Dalam kesempatan itu, Sjafrie menegaskan bahwa RSPPN Soedirman dirancang sebagai pusat pelayanan kesehatan yang modern, profesional, dan berkelas internasional. Kehadiran rumah sakit ini diharapkan tidak hanya melayani kebutuhan kesehatan prajurit TNI, tetapi juga masyarakat luas.
“Saya meninjau langsung perkembangan RSPPN Soedirman Kemhan, rumah sakit pertahanan Indonesia yang kita bangun untuk menjadi pusat pelayanan kesehatan modern, profesional, dan berkelas internasional,” ujar Sjafrie dikutip dari keterangan resmi, Jumat (26/9/2025).
Ia menyebut pembangunan rumah sakit ini sekaligus mencerminkan kesiapan Indonesia dalam memperkuat ketahanan sektor kesehatan. RSPPN Soedirman diharapkan menjadi simbol transformasi sistem pelayanan yang adaptif terhadap kebutuhan zaman.
Baca Juga
Kemenhan Lantik 15 Pejabat Tinggi, Perkuat Tata Kelola Pertahanan Negara
“RSPPN Soedirman menjadi simbol kesiapan bangsa dalam menghadirkan layanan kesehatan terbaik bagi prajurit dan masyarakat,” lanjutnya.

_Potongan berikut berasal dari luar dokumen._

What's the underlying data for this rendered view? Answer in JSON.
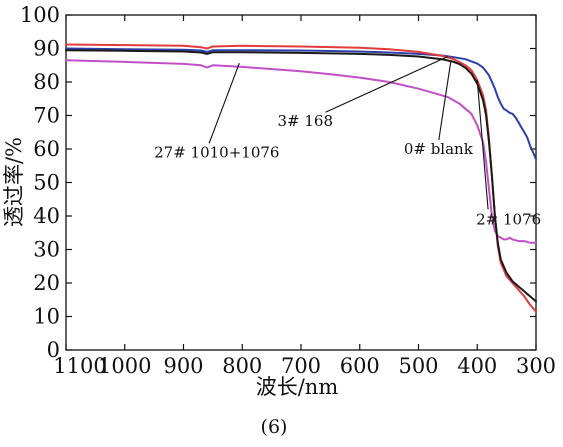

Sjafrie juga mendorong percepatan transformasi sektor kesehatan agar tidak lagi terjebak dalam pola kerja konvensional. Menurutnya, inovasi dan kecepatan menjadi kunci dalam menghadirkan layanan yang unggul dan responsif terhadap tantangan.
“Kita dorong percepatan transformasi agar tidak lagi berjalan dengan pola business as usual, melainkan berorientasi pada keunggulan, inovasi, dan kecepatan dalam setiap langkah pelayanan kesehatan,” tutupnya.
Dengan pembangunan RSPPN Soedirman, pemerintah menargetkan peningkatan kualitas layanan kesehatan pertahanan sekaligus kontribusi nyata terhadap sistem kesehatan nasional. Fasilitas ini diharapkan menjadi pusat rujukan yang mendorong standar baru dalam pelayanan medis di Indonesia.